We are reminded here of Harold Bloom's (1973) notion of “anxiety” as a motivation for change, of Colin Martindale's (1990) “law of novelty,” and of the Russian formalist Tynjanov's generational model of “archaists and innovators” in literary history.

* At least in this corpus of 106 novels, which was not constructed in order to be representative of novelistic variety or genre but rather as a way of exploring genre.

* The matter of finding atypical texts, or outliers within a given genre, is a problem worth probing. Students in my 2009 seminar discovered, for example, that Sir Walter Scott was a historical outlier in terms of the use of concrete diction versus abstractions. Scott, they argued, can thus be seen as a forerunner of a lexical tradition that is seen to develop in writers of later periods. The extent to which Scott can be viewed as the originator of this pattern is unclear, but it does seem that there are “evolutionary” forces at work. Scott may have been the first to develop this stylistic “mutation.” Whether the style that then persisted afterward was a result of a marketplace that preferred this style or whether later writers were consciously or unconsciously emulating Scott is a matter for future consideration. These questions are probed more deeply in chapter 9.

* Features that are overrepresented in Gothic novels include the words upon, eyes, still, from, by, now, were, these, where, had, himself, and he. Underutilized features include the apostrophe, the quotation mark, and the following words: lady, one, is, are, have, can, has, very, like, see, or, say, young, sir, little, know, good, own, as, think, well, make, us, two, must, house, made, do, take, man, come, Mr., if, and out.

Other overutilized features of the Bildungsroman include the colon and the words made, when, thought, over, a, did, seemed, life, said, there, was, and then. Underutilized features include the words upon, by, your, may, the, and this.

* Most people, I think, would assume that it would be easier to assign a text segment to its originating text than to its author.

Koppel's analysis also reveals the importance of gendered pronouns. Women tend to use feminine pronouns at a significantly higher rate than males.

* If you doubt this fact, spend a few hours trying to parse out the meaning in the publishing industry's BISAC codes.

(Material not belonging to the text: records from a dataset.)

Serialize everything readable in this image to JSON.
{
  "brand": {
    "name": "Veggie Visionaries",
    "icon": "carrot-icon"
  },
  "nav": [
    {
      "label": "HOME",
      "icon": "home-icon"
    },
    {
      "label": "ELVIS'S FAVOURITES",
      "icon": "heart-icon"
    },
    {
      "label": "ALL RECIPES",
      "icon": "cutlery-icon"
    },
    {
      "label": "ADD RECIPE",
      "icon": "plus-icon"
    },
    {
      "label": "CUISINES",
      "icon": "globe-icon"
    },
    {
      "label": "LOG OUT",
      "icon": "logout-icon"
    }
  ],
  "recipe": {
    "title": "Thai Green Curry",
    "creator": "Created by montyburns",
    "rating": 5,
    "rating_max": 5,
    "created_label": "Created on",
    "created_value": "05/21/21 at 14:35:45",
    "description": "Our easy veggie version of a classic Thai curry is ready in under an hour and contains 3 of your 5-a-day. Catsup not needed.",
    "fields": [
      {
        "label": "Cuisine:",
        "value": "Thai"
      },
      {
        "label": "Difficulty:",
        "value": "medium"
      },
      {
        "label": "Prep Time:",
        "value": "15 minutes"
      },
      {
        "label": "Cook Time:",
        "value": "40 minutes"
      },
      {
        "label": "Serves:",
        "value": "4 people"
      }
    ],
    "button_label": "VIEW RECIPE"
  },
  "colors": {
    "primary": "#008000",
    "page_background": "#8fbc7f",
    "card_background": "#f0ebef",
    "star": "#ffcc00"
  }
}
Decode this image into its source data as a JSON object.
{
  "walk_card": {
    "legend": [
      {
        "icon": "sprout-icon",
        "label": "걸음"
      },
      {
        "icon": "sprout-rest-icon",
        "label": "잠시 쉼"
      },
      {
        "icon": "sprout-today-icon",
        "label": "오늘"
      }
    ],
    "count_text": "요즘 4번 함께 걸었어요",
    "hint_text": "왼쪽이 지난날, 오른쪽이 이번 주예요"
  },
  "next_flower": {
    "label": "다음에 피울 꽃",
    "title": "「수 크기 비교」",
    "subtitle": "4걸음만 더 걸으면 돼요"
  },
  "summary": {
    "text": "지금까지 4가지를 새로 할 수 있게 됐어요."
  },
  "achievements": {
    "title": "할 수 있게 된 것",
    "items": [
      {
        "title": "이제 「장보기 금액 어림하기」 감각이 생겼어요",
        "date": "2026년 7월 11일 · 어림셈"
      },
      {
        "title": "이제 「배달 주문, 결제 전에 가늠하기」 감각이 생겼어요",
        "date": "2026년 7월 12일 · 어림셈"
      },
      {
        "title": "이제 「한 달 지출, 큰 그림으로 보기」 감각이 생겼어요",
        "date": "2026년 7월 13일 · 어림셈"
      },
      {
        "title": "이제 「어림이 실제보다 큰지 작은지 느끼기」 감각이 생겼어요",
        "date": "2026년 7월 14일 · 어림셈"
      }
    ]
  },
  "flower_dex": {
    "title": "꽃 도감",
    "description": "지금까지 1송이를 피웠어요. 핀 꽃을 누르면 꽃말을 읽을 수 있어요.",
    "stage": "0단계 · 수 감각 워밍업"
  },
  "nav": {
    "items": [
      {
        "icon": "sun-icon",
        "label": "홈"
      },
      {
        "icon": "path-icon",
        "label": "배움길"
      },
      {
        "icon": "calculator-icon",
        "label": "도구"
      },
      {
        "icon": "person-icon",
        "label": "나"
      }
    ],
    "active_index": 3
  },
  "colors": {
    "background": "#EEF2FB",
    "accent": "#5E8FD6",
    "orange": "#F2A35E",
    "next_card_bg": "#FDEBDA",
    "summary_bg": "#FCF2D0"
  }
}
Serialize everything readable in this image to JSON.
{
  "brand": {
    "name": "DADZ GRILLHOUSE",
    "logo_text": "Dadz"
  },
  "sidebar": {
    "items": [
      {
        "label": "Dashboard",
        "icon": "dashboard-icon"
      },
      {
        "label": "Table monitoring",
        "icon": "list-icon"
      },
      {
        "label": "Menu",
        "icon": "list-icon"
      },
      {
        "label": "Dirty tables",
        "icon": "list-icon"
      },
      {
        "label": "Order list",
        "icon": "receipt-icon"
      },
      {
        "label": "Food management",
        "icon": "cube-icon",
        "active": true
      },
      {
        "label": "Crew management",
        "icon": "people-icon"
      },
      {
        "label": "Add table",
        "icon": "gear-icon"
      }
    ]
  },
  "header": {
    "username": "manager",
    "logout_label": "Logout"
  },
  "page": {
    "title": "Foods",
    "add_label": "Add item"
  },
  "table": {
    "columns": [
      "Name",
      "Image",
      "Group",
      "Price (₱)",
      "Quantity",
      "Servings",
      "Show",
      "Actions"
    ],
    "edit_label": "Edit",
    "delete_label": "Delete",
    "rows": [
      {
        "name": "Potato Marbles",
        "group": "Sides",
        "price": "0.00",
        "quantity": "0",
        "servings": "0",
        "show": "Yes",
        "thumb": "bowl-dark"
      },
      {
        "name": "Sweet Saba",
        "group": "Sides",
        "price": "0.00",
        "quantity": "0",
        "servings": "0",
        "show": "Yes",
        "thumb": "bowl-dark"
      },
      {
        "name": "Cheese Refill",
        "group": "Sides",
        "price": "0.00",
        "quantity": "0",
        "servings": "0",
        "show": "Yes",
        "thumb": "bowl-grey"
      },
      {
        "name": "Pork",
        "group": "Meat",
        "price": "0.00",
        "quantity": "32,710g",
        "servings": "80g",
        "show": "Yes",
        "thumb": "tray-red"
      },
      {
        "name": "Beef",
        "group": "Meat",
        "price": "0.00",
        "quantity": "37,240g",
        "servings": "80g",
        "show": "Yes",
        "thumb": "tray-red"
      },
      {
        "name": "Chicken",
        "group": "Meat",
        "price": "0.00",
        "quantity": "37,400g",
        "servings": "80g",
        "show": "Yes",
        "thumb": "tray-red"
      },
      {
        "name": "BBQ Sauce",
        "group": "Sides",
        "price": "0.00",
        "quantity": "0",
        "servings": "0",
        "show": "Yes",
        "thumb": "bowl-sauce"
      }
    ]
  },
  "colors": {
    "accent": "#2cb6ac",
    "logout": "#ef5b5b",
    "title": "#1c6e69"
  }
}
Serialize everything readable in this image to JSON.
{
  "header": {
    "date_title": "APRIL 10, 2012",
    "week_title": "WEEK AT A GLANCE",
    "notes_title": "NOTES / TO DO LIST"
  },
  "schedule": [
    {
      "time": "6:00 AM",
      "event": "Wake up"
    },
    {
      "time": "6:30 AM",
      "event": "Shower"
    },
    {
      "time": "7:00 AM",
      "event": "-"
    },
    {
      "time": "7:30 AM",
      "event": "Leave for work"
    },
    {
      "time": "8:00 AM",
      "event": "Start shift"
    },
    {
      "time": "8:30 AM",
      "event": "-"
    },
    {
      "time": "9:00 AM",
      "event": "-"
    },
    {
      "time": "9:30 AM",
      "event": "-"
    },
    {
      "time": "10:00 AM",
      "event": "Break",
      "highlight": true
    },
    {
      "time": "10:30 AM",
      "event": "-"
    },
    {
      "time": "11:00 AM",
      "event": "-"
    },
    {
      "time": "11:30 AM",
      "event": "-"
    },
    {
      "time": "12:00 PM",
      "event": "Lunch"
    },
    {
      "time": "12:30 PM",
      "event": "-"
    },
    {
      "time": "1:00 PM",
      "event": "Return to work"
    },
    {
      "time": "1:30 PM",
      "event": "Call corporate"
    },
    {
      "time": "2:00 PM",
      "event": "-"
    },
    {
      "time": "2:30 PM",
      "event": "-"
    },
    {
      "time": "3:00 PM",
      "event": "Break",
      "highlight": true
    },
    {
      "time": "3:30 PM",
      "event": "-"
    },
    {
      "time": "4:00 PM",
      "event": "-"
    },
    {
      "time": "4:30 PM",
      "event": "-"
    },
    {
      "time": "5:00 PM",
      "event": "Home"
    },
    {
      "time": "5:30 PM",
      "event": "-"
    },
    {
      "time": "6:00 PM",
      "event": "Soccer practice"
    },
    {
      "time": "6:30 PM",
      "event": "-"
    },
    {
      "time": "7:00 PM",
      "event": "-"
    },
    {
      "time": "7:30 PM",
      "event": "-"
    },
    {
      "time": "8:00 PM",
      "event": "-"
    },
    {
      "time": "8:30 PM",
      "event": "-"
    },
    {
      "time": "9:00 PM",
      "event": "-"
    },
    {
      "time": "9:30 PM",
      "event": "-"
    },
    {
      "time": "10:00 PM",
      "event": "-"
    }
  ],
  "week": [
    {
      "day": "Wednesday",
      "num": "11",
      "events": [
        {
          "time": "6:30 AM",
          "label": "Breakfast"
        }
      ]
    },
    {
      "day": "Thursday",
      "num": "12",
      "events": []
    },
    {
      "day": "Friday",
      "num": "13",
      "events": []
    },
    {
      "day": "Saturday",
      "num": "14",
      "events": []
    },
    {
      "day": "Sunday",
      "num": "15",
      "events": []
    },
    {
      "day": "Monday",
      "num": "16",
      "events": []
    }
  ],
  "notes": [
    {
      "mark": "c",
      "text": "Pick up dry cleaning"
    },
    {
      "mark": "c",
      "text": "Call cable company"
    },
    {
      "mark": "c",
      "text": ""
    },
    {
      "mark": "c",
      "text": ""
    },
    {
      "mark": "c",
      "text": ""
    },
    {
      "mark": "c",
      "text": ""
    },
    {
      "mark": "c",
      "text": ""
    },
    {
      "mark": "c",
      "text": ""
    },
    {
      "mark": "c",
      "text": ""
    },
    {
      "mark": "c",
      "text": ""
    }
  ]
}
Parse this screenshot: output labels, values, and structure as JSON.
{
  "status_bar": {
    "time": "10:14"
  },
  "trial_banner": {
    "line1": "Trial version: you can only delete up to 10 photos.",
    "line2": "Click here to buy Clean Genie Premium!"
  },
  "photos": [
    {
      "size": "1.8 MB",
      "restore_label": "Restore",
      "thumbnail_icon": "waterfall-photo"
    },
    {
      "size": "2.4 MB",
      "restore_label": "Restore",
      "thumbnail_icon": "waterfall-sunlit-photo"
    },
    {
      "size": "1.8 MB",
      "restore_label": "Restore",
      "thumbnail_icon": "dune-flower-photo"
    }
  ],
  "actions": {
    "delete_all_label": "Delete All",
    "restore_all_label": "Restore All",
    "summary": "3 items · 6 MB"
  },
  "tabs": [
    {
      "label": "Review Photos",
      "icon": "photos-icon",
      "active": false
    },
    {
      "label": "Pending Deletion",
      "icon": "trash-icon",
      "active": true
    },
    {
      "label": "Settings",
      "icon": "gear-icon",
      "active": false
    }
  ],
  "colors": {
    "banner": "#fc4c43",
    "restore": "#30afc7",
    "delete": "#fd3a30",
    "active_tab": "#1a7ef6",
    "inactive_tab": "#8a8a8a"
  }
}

Serialized fiction presents an interesting case, and several students in the Stanford Literary Lab have been pursuing the question of whether serialization leads to any detectable differences in style. Students Ellen Truxaw and Connie Zhu hypothesize that the need to keep readers from one serial to the next puts stylistic demands upon writers and that these stylistic aberrations would be most apparent at the beginning and end of chapters and serial breaks. Truxaw and Zhu presented this work as “‘The Start of a New Chapter’: Serialization and the 19th-Century Novel” at the 2010 meeting of the International Conference on Narrative.

* A separate analysis of the usage of these terms in a larger corpus of 250 nineteenth-century British novels made available through Chadwyck-Healey shows that female authors use these terms at much higher rates than their male counterparts. See also Koppel, Argamon, and Shimoni 2002.

* Clustering was performed in R using the Distance Matrix Computation function (dist) and the Euclidean distance method. Hierarchical cluster analysis (hclust) was performed on the resulting distance object using the complete linkage method to determine similar clusters.